Questa narrazione -sebbene meglio costruita- ha spesso colliso con il controllo dei fatti.

Un altro elemento chiave nella battaglia delle narrazioni è la differenza tra i messaggi pubblicati in inglese, inviati per essere ricevuti dai diplomatici della più ampia comunità internazionale e i messaggi in lingue locali come l’amarico, l’afaan oromo o il tigrino, inviati per essere letti dalla popolazione locale.

Uno dei casi più lampanti in questo senso è stata la dichiarazione rilasciata ai diplomatici stranieri nel gennaio 2022 dal presidente regionale della regione Amhara, Yilkal Kefale, circa la sua disponibilità a impegnarsi in colloqui di pace e ad aprire corridoi umanitari nel Tigray. Lo stesso giorno, durante una conferenza del partito al governo, dichiarò che i cittadini avrebbero dovuto prepararsi a “distruggere il gruppo terroristico TPLF“, ovviamente in amarico.

Una manipolazione che non è stata prerogativa di una sola parte.

Anche le informazioni provenienti dalle organizzazioni tigrine, Tplf in primis, sono state talvolta manipolate, esagerate o smentite a seconda dell’interesse del momento, seppur maggiormente supportate da prove evidenti (foto, video e dati), o dettagliate come nel caso della confisca del gasolio al World Food Program del 25 Agosto 2022.

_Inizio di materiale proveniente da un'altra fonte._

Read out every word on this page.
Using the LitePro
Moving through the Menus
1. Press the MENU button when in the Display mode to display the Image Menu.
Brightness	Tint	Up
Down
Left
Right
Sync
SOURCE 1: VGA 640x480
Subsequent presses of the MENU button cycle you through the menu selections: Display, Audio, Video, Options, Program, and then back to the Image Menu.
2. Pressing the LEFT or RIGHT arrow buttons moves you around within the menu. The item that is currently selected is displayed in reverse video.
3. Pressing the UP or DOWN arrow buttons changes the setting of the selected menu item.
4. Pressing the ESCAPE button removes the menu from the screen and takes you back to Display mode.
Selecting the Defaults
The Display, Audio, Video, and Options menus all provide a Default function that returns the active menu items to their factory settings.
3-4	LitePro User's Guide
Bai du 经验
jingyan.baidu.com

Ma il caso delle uccisioni extragiudiziali e dei saccheggi nella zona di Kobo, nel North Wollo a confine tra la regione Ahmara ed il Tigray da parte delle truppe del TDF o il caso della conquista di Dessie, annunciata con grande anticipo dal TDF all’inizio del Novembre 2021, le prime smentite e la seconda mai commentata (probabilmente fu un tentativo di abbattere il morale delle truppe federali), ci confermano come la comunicazione abbia giocato un ruolo centrale anche per la compagine tigrina.

Una comunicazione sicuramente meglio coordinata rispetto a quella governativa, che ha sofferto di una mancanza di coordinazione tra le varie entità federali e della mancanza di condivisione di informazioni dirette dal campo di battaglia, che sembrano appannaggio esclusivo di una ristretta cerchia di persone intorno al Primo Ministro.

Internet ed i social

L’unico modo per accedere a Internet in Etiopia è attraverso il fornitore di proprietà del governo, Ethio Telecom, che ha il controllo unilaterale sull’industria delle telecomunicazioni. Il paese ha un tasso di penetrazione internet a malapena del 17,7%, con 21.147.255 di utilizzatori di internet, un dato molto basso, uno dei paesi più disconnessi al mondo, come è possibile verificare dai dati riportati su internetworldstats.com.

Per essere una delle economie in più rapida ascesa al mondo, un accesso così basso ad internet è piuttosto sorprendente. Le interruzioni del servizio rendono le connessioni inaffidabili e per coloro che riescono ad accedere a internet, ci sono pochi contenuti disponibili in amarico.

Fattori che hanno limitato profondamente la diffusione delle informazioni e permesso il controllo del dissenso interno e la riduzione al minimo dei commenti critici con le politiche governative in nome della sicurezza e dell’integrità nazionale come affermato dall’ex ambasciatore Usa in Etiopia, David Shinn.

L’interruzione di internet e delle telecomunicazioni ha contribuito ad isolare il Tigray, cosa che secondo l’Information Network Security Agency, una delle agenzie di intelligence dell’Etiopia è stato necessario per “preservare la sicurezza nel paese”.

Il peso della diaspora.

La polarizzazione causata dalla guerra si è riflessa – come è ovvio che sia – anche nelle varie organizzazioni della diaspora presenti nel mondo. Gli attivisti dell’una o dell’altra parte, hanno aumentato le loro azioni richiamando l’attenzione di decine di migliaia di attivisti fino ad allora più o meno silenti, attraverso campagne di comunicazione mirate, amplificando alcuni messaggi o cercando di sminuirne altri.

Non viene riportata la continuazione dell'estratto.